= James Brown (New Brunswick politician) =

Canadian politician

James Brown (September 6, 1790 - April 18, 1870) was a Scottish-born farmer, educator and politician in New Brunswick. He represented Charlotte County in the Legislative Assembly of New Brunswick from 1830 to 1850, from 1854 to 1856 and from 1857 to 1861.

==Biography==
He was born near Dundee, the son of James Brown and Janet Douglas, and was educated in Scotland. He immigrated to St. Andrews, New Brunswick in 1810. He bought land at nearby Tower Hill in Charlotte County. Brown farmed and taught school. In 1817, he married Sarah Sharman. He ran unsuccessfully for a seat in the provincial assembly in 1827. In 1838, he was named government supervisor for the road between Fredericton and St. Andrews. Brown married Catherine Gillespie (née Cameron) in 1842 after the death of his first wife.
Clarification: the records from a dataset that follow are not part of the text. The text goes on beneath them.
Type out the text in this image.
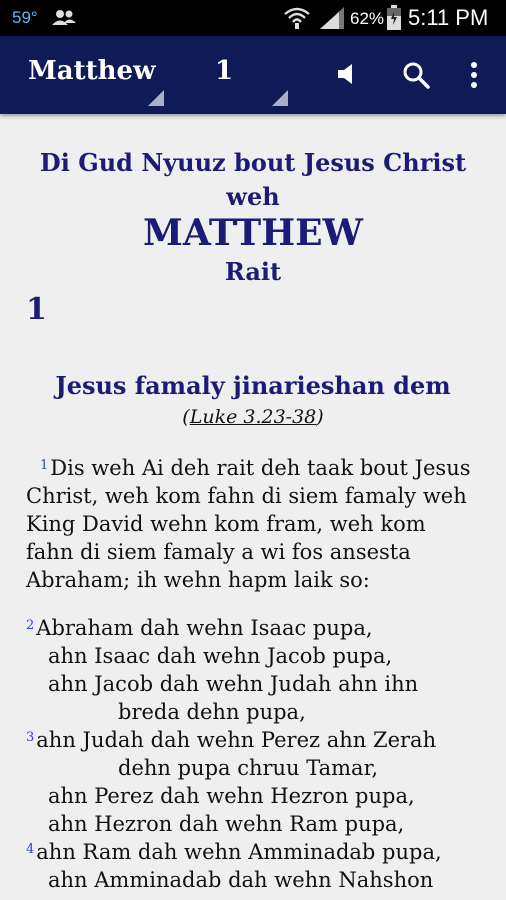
59°	62% 5:11 PM
Matthew 1
Di Gud Nyuuz bout Jesus Christ
weh
MATTHEW
Rait
1
Jesus famaly jinarieshan dem
(Luke 3.23-38)
$^1$Dis weh Ai deh rait deh taak bout Jesus
Christ, weh kom fahn di siem famaly weh
King David wehn kom fram, weh kom
fahn di siem famaly a wi fos ansesta
Abraham; ih wehn hapm laik so:
$^2$Abraham dah wehn Isaac pupa,
ahn Isaac dah wehn Jacob pupa,
ahn Jacob dah wehn Judah ahn ihn
breda dehn pupa,
$^3$ahn Judah dah wehn Perez ahn Zerah
dehn pupa chruu Tamar,
ahn Perez dah wehn Hezron pupa,
ahn Hezron dah wehn Ram pupa,
$^4$ahn Ram dah wehn Amminadab pupa,
ahn Amminadab dah wehn Nahshon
In 1844, Brown, with Sylvester Zobieski Earle and John Gregory, was tasked with preparing a report describing the state of schools in the province. In 1854, he helped prepare another study which resulted in the creation of the University of New Brunswick to replace King's College at Fredericton. Brown was defeated in the 1850 general election but was then named to the province's Legislative Council. He resigned his seat on the council in 1854 and was elected to a seat in the legislative assembly. Brown served on the province's Executive Council as Surveyor General and then was a member of the Board of Works. He resigned in 1856, was reelected in 1857 and again served as Surveyor General.

He was also a minor poet, and cousin of Robert Burns. Some of his writings are housed at the Provincial Archives of New Brunswick.

After Brown was defeated in 1861, he was named an emigrant agent and went to Britain to promote immigration to the province. Brown was opposed to Confederation and ran unsuccessfully for a seat in the assembly in 1864. He died at his home at Tower Hill at the age of 79.